What presents a risk, he said, is that Microsoft will continue to issue warnings to the world, including hackers, that there are holes in similar operating systems, such as Microsoft Vista, Windows 7 and Windows 8. They will not mention XP but - despite the fact that those other operating systems have the same code base, and often have similar problems - the holes for XP will not be patched. The result is that “The problem actually compounds itself the longer you wait.”
GFI is providing reports to customers telling them which machines are running XP and communicating that even if they cannot immediately upgrade their operating system for whatever the reason they should perhaps try to isolate machines running XP and not use them to surf the web or for email.
Sounding yet another alarm, last month, Simon Rice, group manager for the Information Commissioner’s Office (ICO), an independent authority in the U.K., issued a warning in his March 10 blog post telling organizations that it is their responsibility to maintain the security of any personal data they hold, and if a company is using old IT equipment it should be concerned about the end of support for Windows XP and Office 2003. “With 30% of PCs still using the 13-year-old operating system, this could become a serious problem,” wrote Rice, who cautioned companies not to forget that “this applies to third-party software too,” since “Java, Adobe Flash and web browsers regularly issue security updates which need to be managed.”
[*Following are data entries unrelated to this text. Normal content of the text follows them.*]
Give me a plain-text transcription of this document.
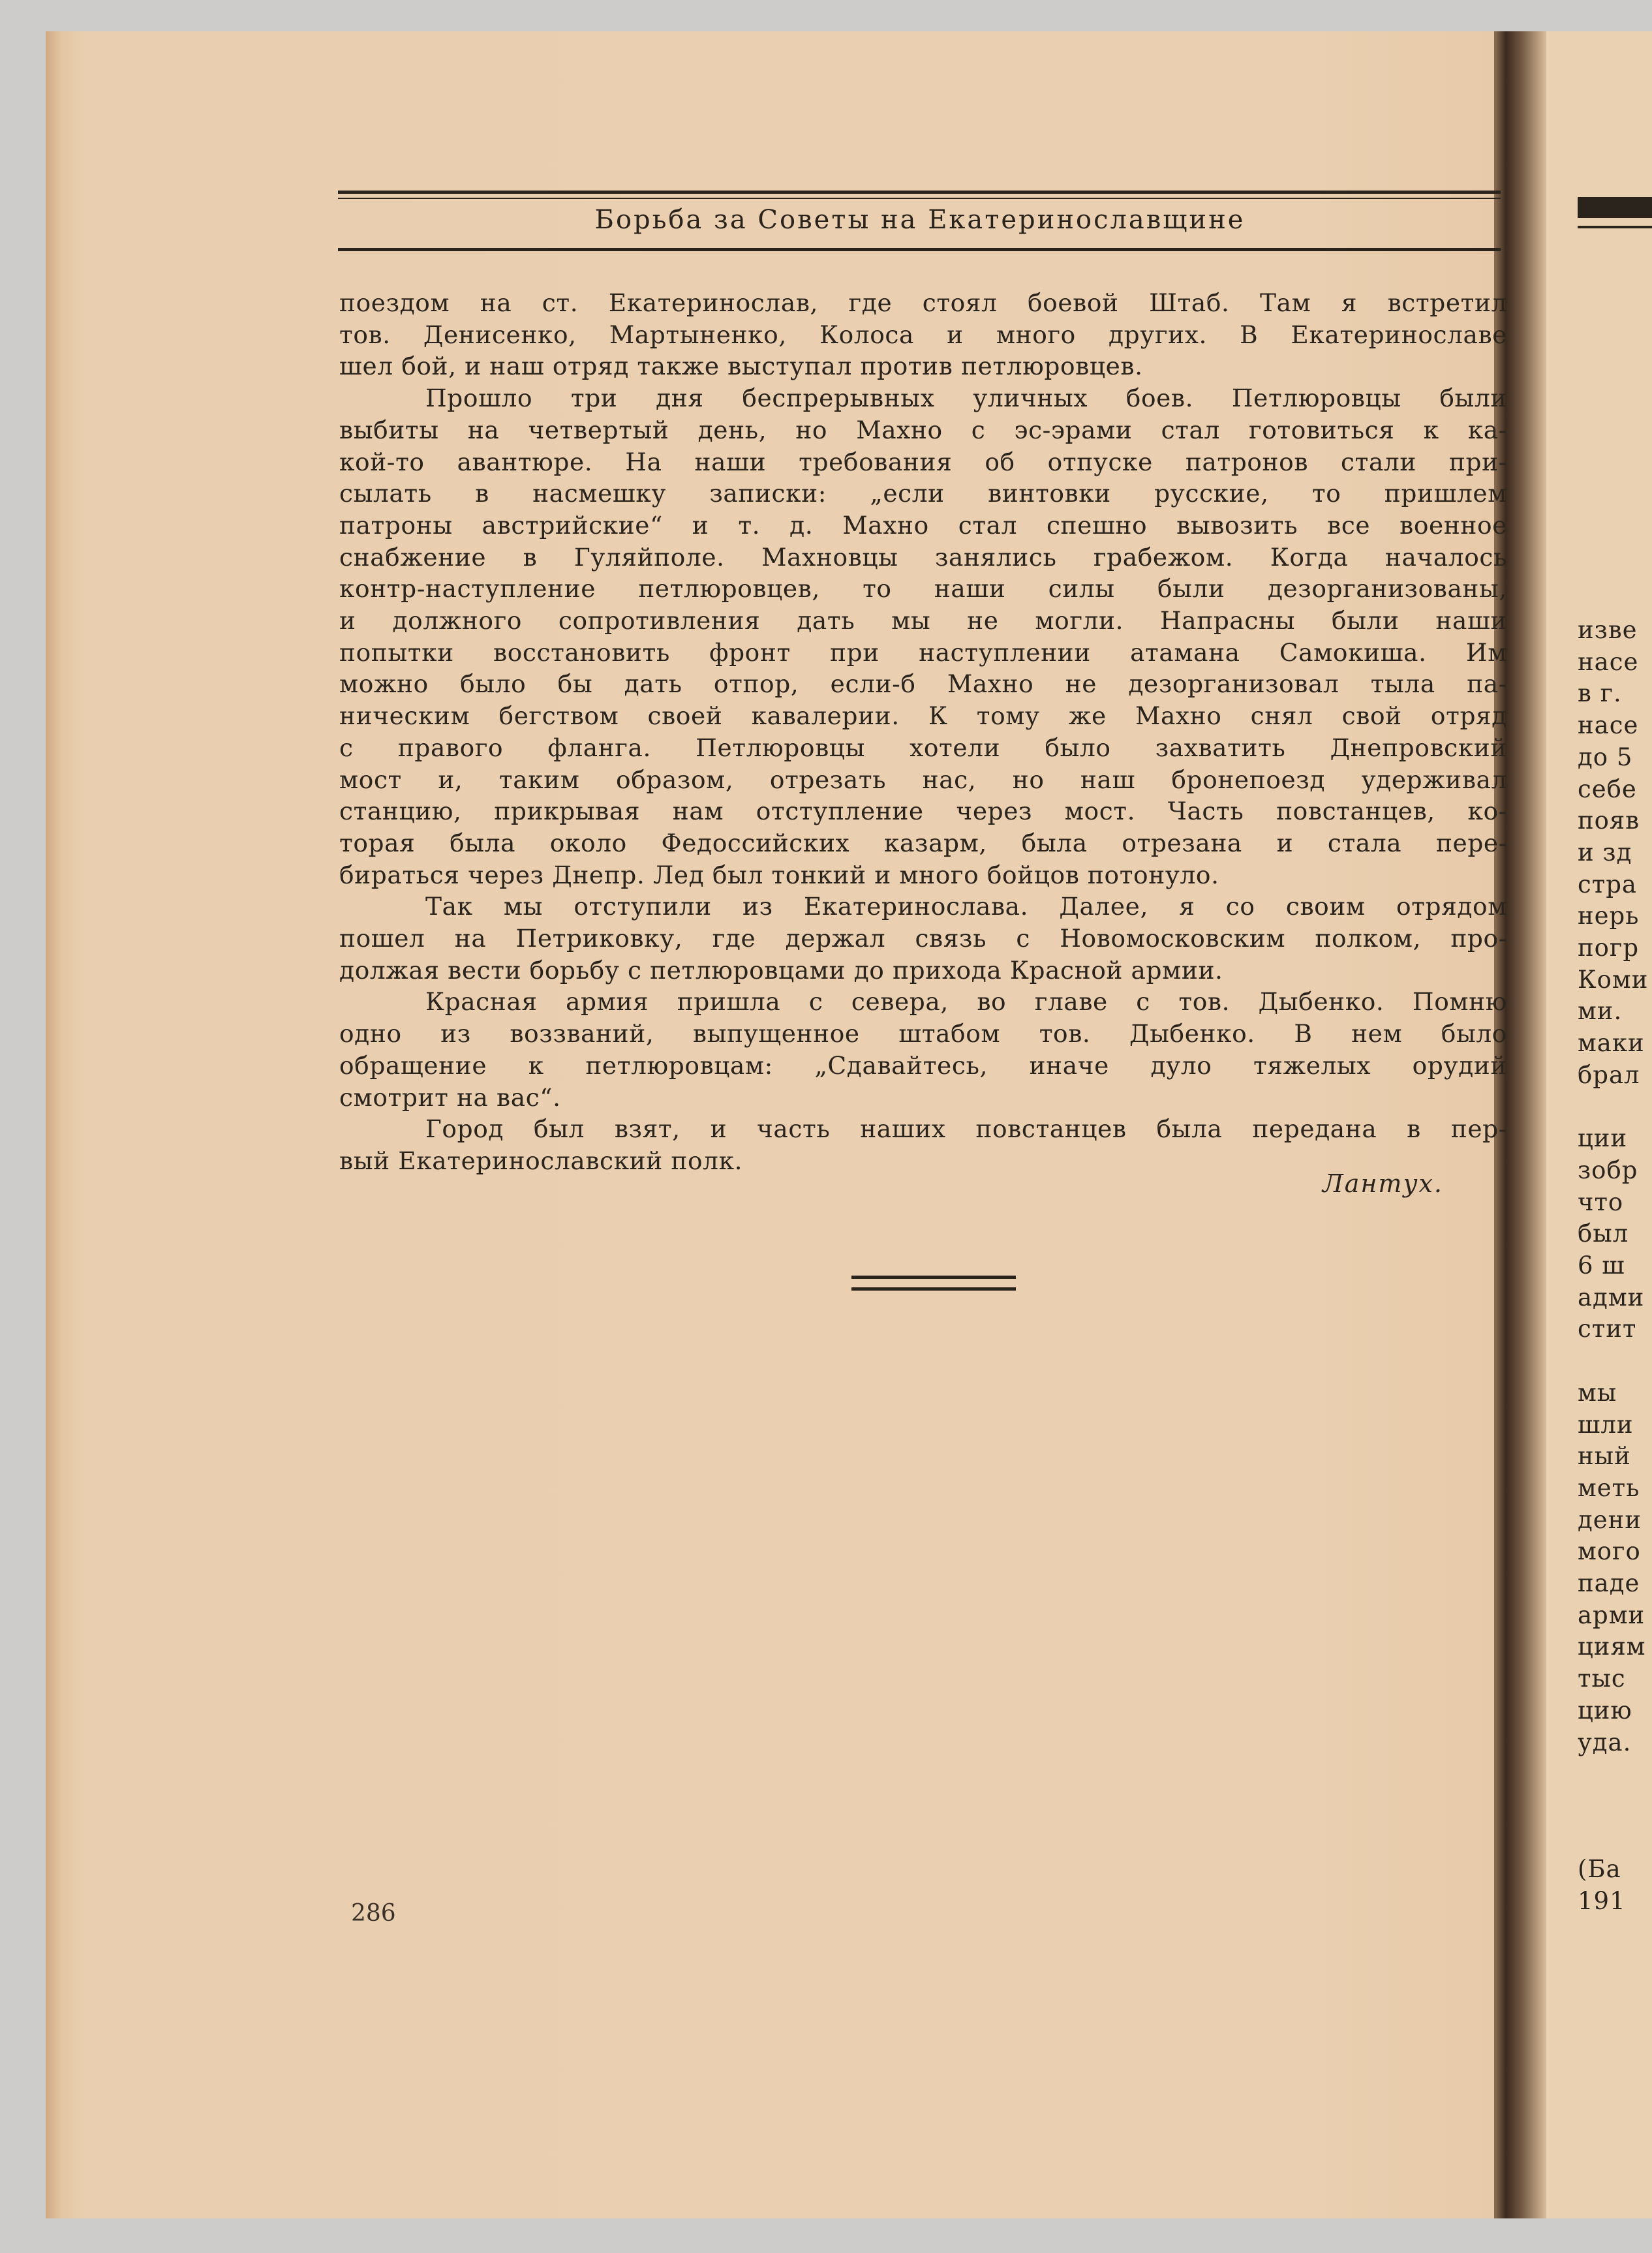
изве
насе
в г.
насе
до 5
себе
появ
и зд
стра
нерь
погр
Коми
ми.
маки
брал
ции
зобр
что
был
6 ш
адми
стит
мы
шли
ный
меть
дени
мого
паде
арми
циям
тыс
цию
уда.
(Ба
191
Борьба за Советы на Екатеринославщине

поездом на ст. Екатеринослав, где стоял боевой Штаб. Там я встретил

тов. Денисенко, Мартыненко, Колоса и много других. В Екатеринославе

шел бой, и наш отряд также выступал против петлюровцев.

Прошло три дня беспрерывных уличных боев. Петлюровцы были

выбиты на четвертый день, но Махно с эс-эрами стал готовиться к ка-

кой-то авантюре. На наши требования об отпуске патронов стали при-

сылать в насмешку записки: „если винтовки русские, то пришлем

патроны австрийские“ и т. д. Махно стал спешно вывозить все военное

снабжение в Гуляйполе. Махновцы занялись грабежом. Когда началось

контр-наступление петлюровцев, то наши силы были дезорганизованы,

и должного сопротивления дать мы не могли. Напрасны были наши

попытки восстановить фронт при наступлении атамана Самокиша. Им

можно было бы дать отпор, если-б Махно не дезорганизовал тыла па-

ническим бегством своей кавалерии. К тому же Махно снял свой отряд

с правого фланга. Петлюровцы хотели было захватить Днепровский

мост и, таким образом, отрезать нас, но наш бронепоезд удерживал

станцию, прикрывая нам отступление через мост. Часть повстанцев, ко-

торая была около Федоссийских казарм, была отрезана и стала пере-

бираться через Днепр. Лед был тонкий и много бойцов потонуло.

Так мы отступили из Екатеринослава. Далее, я со своим отрядом

пошел на Петриковку, где держал связь с Новомосковским полком, про-

должая вести борьбу с петлюровцами до прихода Красной армии.

Красная армия пришла с севера, во главе с тов. Дыбенко. Помню

одно из воззваний, выпущенное штабом тов. Дыбенко. В нем было

обращение к петлюровцам: „Сдавайтесь, иначе дуло тяжелых орудий

смотрит на вас“.

Город был взят, и часть наших повстанцев была передана в пер-

вый Екатеринославский полк.

Лантух.
286
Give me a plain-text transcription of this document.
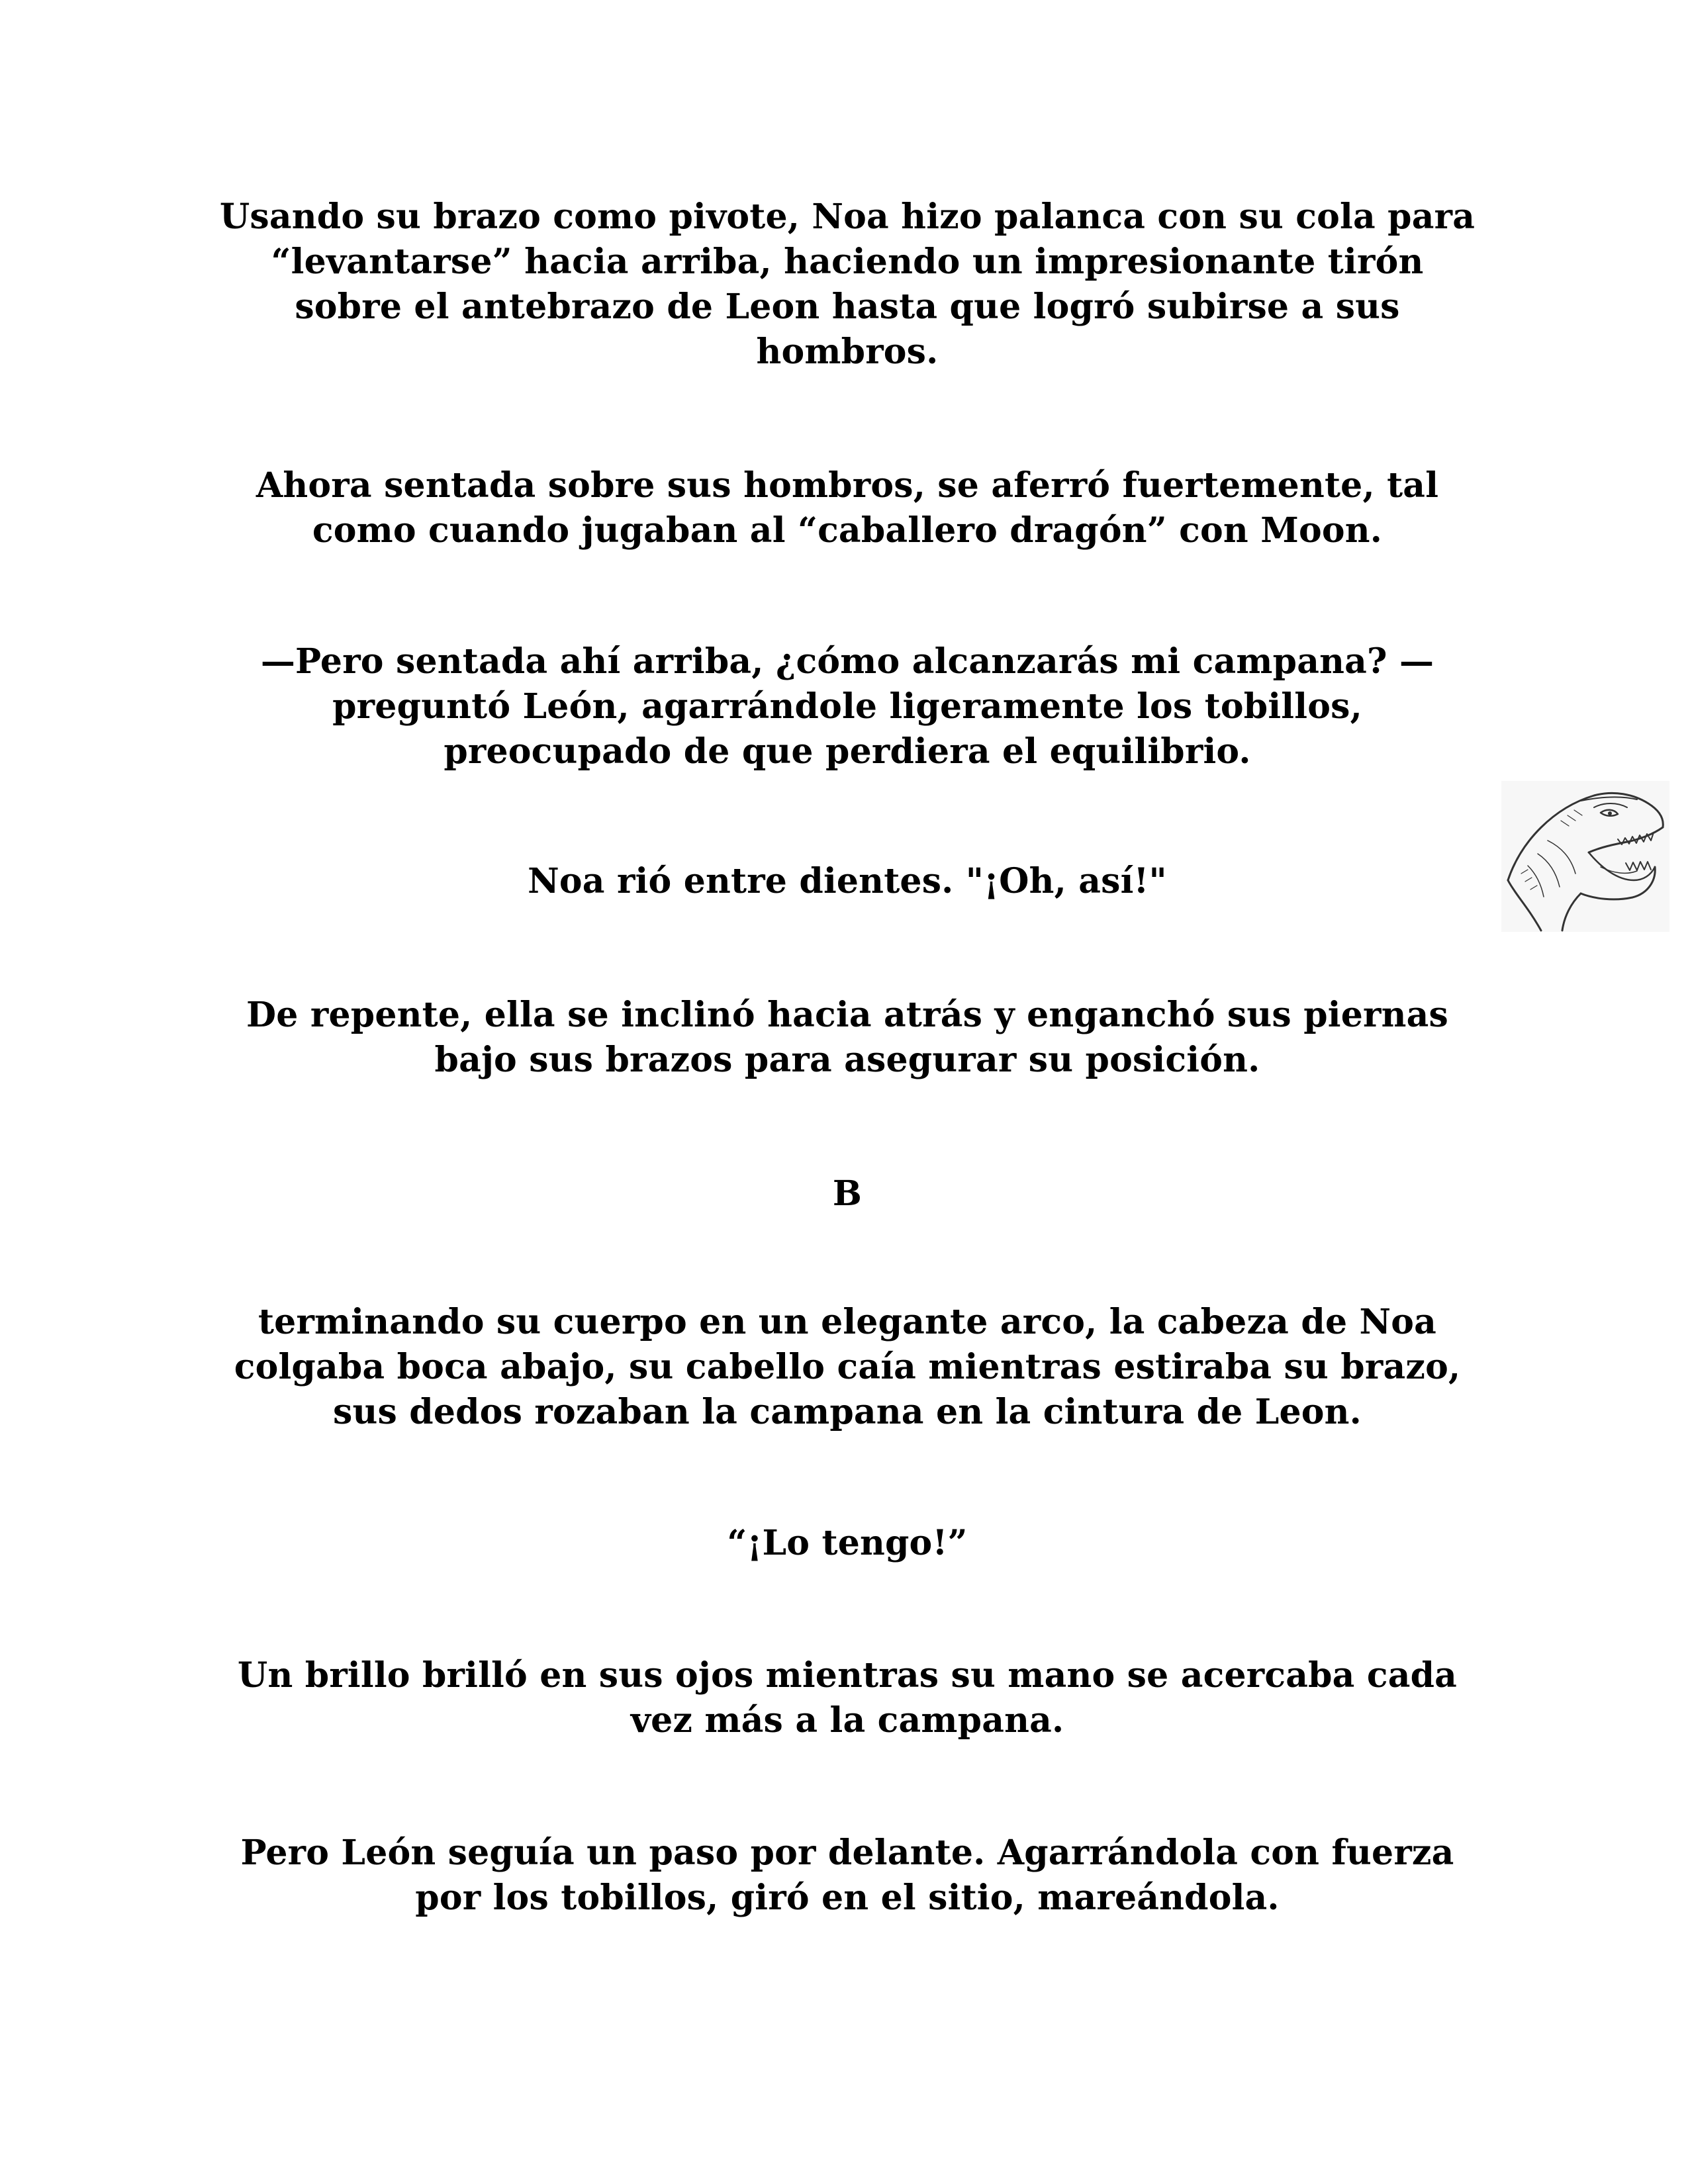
Usando su brazo como pivote, Noa hizo palanca con su cola para “levantarse” hacia arriba, haciendo un impresionante tirón sobre el antebrazo de Leon hasta que logró subirse a sus hombros.

Ahora sentada sobre sus hombros, se aferró fuertemente, tal como cuando jugaban al “caballero dragón” con Moon.

—Pero sentada ahí arriba, ¿cómo alcanzarás mi campana? — preguntó León, agarrándole ligeramente los tobillos, preocupado de que perdiera el equilibrio.

Noa rió entre dientes. "¡Oh, así!"

De repente, ella se inclinó hacia atrás y enganchó sus piernas bajo sus brazos para asegurar su posición.

B

terminando su cuerpo en un elegante arco, la cabeza de Noa colgaba boca abajo, su cabello caía mientras estiraba su brazo, sus dedos rozaban la campana en la cintura de Leon.

“¡Lo tengo!”

Un brillo brilló en sus ojos mientras su mano se acercaba cada vez más a la campana.

Pero León seguía un paso por delante. Agarrándola con fuerza por los tobillos, giró en el sitio, mareándola.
Underlining his message, he cited a more-than-$300,000 fine recently imposed on the British Pregnancy and Advisory Service as “a clear example of what can go wrong if you fail to keep your systems in a secure state.”
For his part, Galindo is monitoring the situation to see how many people are actually migrating at the eleventh hour. “There are always those people who wait until the very last minute,” he said observing that the end of March was the end of a quarter, and some companies may have wanted to push the cost of the upgrade into this quarter.